The University of Maryland and the ACC are in the midst of a bitter divorce that appears to only be growing uglier.

Both parties signed a Prenup of sorts. In 2012, the ACC's member schools, including Maryland, signed an agreement increasing the would-be exit fee for a school wishing to leave the ACC for another conference to $52 million.

Then, Maryland, a founding member of the ACC, spurned it's longtime lover for an age-old reason - money. Maryland left the ACC for the promise of more money as a member of the Big Ten conference; reasoning that the increased revenues would allow the university to provide a better experience to and for its student-athletes.
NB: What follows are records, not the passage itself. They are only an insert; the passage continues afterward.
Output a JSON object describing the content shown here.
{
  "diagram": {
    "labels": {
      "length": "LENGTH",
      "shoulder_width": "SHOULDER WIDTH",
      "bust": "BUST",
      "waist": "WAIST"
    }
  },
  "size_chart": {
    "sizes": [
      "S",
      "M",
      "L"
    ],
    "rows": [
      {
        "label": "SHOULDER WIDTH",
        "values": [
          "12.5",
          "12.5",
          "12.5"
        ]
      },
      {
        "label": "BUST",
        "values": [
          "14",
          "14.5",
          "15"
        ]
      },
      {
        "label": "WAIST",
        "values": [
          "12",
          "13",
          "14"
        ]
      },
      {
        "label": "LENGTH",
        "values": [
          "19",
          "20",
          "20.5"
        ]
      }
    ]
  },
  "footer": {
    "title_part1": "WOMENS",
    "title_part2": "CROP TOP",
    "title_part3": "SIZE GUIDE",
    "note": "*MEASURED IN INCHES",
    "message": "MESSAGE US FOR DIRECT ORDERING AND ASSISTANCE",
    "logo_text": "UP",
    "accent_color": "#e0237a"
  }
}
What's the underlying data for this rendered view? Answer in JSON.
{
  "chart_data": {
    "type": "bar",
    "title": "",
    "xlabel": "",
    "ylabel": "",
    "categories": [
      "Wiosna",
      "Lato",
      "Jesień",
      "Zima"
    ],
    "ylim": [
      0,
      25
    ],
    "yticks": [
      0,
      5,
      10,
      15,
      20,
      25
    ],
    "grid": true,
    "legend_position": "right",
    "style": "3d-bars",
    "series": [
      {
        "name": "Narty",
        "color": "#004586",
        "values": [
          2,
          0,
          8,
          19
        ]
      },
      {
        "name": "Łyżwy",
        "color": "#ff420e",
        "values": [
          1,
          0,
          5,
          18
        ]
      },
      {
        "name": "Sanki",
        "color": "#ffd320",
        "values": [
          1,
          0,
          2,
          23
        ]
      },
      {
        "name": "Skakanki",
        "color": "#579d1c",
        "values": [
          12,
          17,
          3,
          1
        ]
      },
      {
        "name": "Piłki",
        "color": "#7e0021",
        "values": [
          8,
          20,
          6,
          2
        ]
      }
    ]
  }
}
Like most greedy, selfish, self-interested, cheating lovers who aren't mature enough to just be honest, up-front and forthright, Maryland refused to pay the very same exit fee that they'd agreed to put into place just months earlier. The ACC sued.

The ACC also withheld roughly $20 million in revenue sharing from Maryland; holding the same as an offset against the exit fee due and owing, which Maryland was refusing to pay.

Last week, Maryland filed a counter-claim against the ACC for $157 million, asserting that the ACC and certain of its member schools "contacted a Big Ten university in an attempt by the ACC to recruit at least two Big Ten schools to leave the Big Ten and join the ACC" which Maryland goes on to argue constitute "illegal, retaliatory, and anti-competitive conduct (that) threatens irreparable harm to Maryland and Maryland's student-athletes, student and alumni fan base, faculty, athletic competitiveness and reputation."

If Maryland wants to suckle at the teet of a new sugar mama/daddy, well, good riddance to bad rubbish (and kudos to Coach K who pointed out that "if they really were Duke's or UNC's rival they wouldn't be leaving the ACC"). But, Maryland should man-up and pay the exit fee that it voted for.

Like most selfish parents, Maryland is hiding behind the pretext of making a money grab for the sake of the kids. But, and like most NCAA institutions under the current unpaid labor/revenue non-sharing model, currently in place, pretext is all it is.

The real "anti-competitive conduct (that) threatens irreparable harm to Maryland and Maryland's student-athletes, student and alumni fan base, faculty, athletic competitiveness and reputation" isn't being carried-out by the ACC. It's being done by Maryland, to Maryland, for Maryland's sake; for the money.

That is - the added time away from classes for its student-athletes, and inaccessibility to away games for Maryland's student and alumni fan base, not to mention the will-be lack of athletic competitiveness of Maryland's football team in the Big Ten, are all directly attributable to Maryland's self-made/inflicted choice to leave the ACC to compete in a (football-rich/driven) league with teams as far west as Minnesota.

Maryland chose to leave. Maryland is choosing to strain it's student-athletes and alienate its fan base by having the bulk of its away games in locations only accessible by lengthy flights rather than by road trips.

The silver lining for ACC fans may be that the ACC will get the last laugh when Maryland, whether it ultimately is adjudged to have to pay the $52 million exit fee or not, is forced by its new lover/sugar daddy to spend e.g. $125 million of its new revenues to construct a hockey arena because, well, hockey is big in the Big Ten, too.